By Nir Soudry, Software Manager at Prospera Technologies
Agricultural systems produce many different types of data. Such data comes from different sources: sensor data from field devices, qualitative data collected by people, and data from irrigation and ERP systems.
The challenge begins when you want to analyze all this data in order to get high-impact conclusions.
Prospera Technologies is an agriculture technology data company that develops intelligent solutions for farmers to grow crops more efficiently. The company develops both hardware and software solutions that collect and analyze multi-sensor data with state-of-the-art machine learning algorithms.
The agricultural world is mostly traditional, and as such, various companies use their own information platforms. Data is sometimes collected with legacy systems, and in some cases, is only collected on paper or spreadsheets. There is no standard. One of the main challenges that Prospera address is streaming this highly-diverse data to a single location and making sure it’s coherent. Simply put, orchestrating multiple data pipelines.
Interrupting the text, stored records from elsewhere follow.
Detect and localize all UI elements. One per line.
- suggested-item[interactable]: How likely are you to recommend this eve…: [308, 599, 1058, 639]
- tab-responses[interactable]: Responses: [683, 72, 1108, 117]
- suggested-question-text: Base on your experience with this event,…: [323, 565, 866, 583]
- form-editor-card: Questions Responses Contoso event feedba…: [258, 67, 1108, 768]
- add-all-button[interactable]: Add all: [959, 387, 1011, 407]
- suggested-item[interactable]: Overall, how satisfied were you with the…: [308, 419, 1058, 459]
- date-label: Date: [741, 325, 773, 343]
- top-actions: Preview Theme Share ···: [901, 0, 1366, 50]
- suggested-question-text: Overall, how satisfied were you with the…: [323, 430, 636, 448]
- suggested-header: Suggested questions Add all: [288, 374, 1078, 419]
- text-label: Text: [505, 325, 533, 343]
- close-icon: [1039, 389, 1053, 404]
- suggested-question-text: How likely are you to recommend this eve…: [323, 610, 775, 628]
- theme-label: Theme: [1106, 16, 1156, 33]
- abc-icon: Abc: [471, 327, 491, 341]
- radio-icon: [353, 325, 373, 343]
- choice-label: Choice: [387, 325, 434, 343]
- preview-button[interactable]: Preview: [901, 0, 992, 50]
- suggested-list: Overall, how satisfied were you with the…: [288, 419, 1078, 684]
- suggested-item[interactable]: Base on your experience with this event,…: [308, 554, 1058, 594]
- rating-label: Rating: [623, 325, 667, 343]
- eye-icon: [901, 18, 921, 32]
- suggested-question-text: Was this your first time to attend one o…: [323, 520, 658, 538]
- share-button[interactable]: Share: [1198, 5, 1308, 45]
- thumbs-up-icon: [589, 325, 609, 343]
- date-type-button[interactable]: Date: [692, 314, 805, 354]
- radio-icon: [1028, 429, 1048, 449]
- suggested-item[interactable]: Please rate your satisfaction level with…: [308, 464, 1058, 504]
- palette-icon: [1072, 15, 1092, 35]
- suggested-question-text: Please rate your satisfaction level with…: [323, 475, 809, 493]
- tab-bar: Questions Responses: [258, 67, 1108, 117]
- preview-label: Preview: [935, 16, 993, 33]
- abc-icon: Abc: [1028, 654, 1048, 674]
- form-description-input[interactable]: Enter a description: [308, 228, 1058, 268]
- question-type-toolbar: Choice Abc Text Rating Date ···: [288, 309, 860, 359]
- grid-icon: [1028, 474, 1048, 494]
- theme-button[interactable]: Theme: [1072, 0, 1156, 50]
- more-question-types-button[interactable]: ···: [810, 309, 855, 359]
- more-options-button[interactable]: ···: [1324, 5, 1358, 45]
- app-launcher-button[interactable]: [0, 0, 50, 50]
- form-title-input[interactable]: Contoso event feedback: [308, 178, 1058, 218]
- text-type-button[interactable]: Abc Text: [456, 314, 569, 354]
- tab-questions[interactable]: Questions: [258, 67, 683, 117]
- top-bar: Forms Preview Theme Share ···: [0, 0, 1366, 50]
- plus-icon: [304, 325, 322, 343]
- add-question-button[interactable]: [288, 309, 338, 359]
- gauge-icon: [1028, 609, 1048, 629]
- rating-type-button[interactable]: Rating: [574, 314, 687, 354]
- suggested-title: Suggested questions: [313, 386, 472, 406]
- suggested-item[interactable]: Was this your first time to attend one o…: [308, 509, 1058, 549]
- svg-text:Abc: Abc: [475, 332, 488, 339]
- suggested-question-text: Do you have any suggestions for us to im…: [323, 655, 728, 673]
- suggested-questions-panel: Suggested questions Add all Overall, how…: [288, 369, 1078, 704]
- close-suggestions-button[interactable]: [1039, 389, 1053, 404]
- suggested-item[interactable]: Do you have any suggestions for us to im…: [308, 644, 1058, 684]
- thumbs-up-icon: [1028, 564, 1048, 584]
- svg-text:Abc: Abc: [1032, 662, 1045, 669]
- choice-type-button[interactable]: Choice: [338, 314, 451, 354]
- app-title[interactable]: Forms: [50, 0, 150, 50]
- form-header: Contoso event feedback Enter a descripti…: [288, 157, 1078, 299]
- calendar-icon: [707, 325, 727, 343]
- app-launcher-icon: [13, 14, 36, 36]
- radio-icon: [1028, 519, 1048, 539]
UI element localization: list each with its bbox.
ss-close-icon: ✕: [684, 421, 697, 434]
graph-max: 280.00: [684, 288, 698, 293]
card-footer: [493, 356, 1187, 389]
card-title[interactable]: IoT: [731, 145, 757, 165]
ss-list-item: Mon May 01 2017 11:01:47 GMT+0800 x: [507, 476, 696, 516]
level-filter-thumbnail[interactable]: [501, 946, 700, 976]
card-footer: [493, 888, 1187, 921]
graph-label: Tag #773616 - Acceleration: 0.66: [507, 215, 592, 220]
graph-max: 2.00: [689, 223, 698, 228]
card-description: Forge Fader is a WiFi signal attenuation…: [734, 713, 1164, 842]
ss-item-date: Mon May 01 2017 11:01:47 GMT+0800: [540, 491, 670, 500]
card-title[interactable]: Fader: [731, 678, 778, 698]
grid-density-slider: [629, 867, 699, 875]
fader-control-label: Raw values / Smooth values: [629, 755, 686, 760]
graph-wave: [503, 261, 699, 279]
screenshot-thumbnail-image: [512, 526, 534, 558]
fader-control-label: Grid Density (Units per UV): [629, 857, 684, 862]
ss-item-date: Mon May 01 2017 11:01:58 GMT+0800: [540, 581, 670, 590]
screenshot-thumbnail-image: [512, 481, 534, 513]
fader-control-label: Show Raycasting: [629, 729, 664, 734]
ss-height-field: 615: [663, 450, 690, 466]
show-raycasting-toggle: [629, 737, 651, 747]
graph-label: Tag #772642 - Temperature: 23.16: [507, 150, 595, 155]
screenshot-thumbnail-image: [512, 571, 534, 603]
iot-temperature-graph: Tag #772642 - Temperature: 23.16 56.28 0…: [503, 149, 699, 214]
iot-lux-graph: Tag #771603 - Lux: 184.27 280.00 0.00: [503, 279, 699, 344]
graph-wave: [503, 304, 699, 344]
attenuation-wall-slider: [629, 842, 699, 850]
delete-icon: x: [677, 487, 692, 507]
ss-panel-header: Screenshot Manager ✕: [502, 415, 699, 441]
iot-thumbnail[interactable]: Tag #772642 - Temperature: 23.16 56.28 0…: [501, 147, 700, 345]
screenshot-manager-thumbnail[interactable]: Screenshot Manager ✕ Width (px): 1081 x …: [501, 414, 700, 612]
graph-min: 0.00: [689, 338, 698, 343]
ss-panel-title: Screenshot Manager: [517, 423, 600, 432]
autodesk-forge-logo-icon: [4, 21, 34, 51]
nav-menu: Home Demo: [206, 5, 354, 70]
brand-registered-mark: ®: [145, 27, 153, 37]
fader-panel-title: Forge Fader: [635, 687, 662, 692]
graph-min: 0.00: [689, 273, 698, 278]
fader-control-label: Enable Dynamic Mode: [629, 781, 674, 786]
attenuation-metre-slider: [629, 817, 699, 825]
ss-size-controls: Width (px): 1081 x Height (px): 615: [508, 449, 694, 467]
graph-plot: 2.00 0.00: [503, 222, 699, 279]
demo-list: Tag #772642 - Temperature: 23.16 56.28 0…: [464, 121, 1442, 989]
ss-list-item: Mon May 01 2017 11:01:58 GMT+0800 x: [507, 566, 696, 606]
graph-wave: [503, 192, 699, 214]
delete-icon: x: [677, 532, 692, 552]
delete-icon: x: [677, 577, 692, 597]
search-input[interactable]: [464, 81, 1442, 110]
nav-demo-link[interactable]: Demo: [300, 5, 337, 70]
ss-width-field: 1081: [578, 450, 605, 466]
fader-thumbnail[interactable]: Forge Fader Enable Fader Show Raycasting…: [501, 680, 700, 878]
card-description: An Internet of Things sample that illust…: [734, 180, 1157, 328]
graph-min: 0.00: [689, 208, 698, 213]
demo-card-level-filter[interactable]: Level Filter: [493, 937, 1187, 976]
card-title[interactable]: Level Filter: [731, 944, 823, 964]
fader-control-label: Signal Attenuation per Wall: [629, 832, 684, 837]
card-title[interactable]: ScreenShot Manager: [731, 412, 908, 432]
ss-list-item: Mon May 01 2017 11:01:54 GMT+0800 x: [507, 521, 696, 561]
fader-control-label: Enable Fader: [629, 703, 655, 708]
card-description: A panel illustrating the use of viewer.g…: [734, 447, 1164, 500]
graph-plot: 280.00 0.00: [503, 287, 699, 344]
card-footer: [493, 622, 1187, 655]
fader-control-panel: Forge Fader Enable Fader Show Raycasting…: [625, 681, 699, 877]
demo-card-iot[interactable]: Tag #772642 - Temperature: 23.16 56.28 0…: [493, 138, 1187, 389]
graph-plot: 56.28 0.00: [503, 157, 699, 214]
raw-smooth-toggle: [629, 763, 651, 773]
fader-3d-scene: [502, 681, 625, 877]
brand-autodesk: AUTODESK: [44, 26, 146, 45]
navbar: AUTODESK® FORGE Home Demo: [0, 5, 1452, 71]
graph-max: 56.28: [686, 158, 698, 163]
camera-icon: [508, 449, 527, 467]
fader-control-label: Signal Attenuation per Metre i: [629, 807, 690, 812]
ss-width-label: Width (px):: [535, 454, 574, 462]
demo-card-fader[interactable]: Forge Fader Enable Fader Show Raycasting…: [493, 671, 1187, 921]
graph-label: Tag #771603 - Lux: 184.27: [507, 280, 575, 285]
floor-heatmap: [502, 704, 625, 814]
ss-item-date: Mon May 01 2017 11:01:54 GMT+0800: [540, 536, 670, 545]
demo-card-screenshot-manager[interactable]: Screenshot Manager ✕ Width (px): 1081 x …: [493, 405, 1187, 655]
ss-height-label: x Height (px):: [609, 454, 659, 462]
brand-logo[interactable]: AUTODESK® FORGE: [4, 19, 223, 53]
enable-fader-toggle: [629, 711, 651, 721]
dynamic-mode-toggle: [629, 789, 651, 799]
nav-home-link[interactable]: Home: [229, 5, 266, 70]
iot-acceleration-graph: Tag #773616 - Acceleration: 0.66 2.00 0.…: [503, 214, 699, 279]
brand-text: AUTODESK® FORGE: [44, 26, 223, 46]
To overcome this challenge, Prospera designed and developed an in-house custom data pipeline. Prospera is running its modern application on AWS. They designed an architecture which relies on ECS, SES, SQS, Kinesis, SNS, CloudWatch, Elastic Beanstalk and AWS Lambda for getting the data and analyzing it, and managed services such as S3 and RDS for storing and manipulating the data through different stages of the pipeline.
Designing a Distributed Data Pipeline
The diagram below demonstrates Prospera’s data pipeline, including its different data sources. The data is being streamed from different sources: dedicated field agents (written by Prospera), existing APIs, emails, files that are manually pushed to S3, scrapers that get additional data, and more.
The data is going through the following stages:
- L0: original source
- L1: store in S3
- L2: insert to an RDS with no additional processing
- L3: cleaning, deduplication, validation, standardization – ready to process
- L4: aggregation and enrichment across multiple data sets – production ready
Eventually, every piece of data makes its way to an S3 bucket.
A simple example of aggregation: calculating the median temperature and humidity every few minutes.
Data Pipeline Layers
Prospera stores the pipeline’s configuration in an RDS database. This enables a central configuration store for a large number of events.
Why Prospera Chose Modern Application
The main reason for choosing modern architecture and relying on AWS Lambda and ECS is because it’s fully managed, reliable, and the cloud provider (AWS) is in charge of making sure that the code is running as it should. Another advantage is the scalability – since many files arrive in S3 at the same time, it’s very convenient to use the built-in scale algorithm. Lastly, in terms of architecture design, it makes sense to Prospera, since each component is a “barrier” for the data, making sure that it doesn’t go through unless it’s ready to go.
How Prospera Makes Sure that Their Data is Up to Date
Prospera developed a data consistency process that is running once an hour. This process accesses the pipelines table and verifies the required validity of each data item. It verifies the completeness and latency of the data and if either is not meeting the requirements, it alerts the engineering team.
How Prospera Uses Epsagon to Troubleshoot Production Issues
Epsagon provides automated observability for troubleshooting complex production issues in microservices, serverless and container-based applications. Using distributed tracing and AI technologies, Epsagon maps the entire architecture, including AWS Lambda and ECS, AWS services such as Kinesis, CloudWatch, SNS, and RDS databases, and also 3rd party APIs.
Prospera uses Epsagon to monitor the complex pipeline application and gets alerted on any exception, timeout, memory, or performance issues. When it happens, they go into Epsagon’s distributed transactions view to root-cause complex issues in no-time.
One of Prospera’s data pipelines as seen in Epsagon
Using the Epsagon tracing library, Prospera can track every request their Django API is processing on the cluster, allowing them to get insights and performance issues for their customers. It follows the request once it reaches their backend endpoint, all the way to the RDS calls.
In addition to troubleshooting issues in distributed applications, Prospera also encountered memory challenges when working with AWS Lambda. Since the amount of data analyzed in the Lambda functions can be high, choosing the correct memory limit was a challenge. Prospera uses Epsagon to identify and investigate these out-of-memory conditions, and they get alerted about them even before they happen.
Memory Usage for Data Processing
As Prospera continues to grow and expand its customer base, more and more data analysis challenges arise. Prospera keeps growing while designing a distributed and scalable, data pipeline architecture.
To mitigate the potential observability challenges in their application, Prospera’s engineers use Epsagon to make sure that their data pipelines are healthy, stable, and consistent.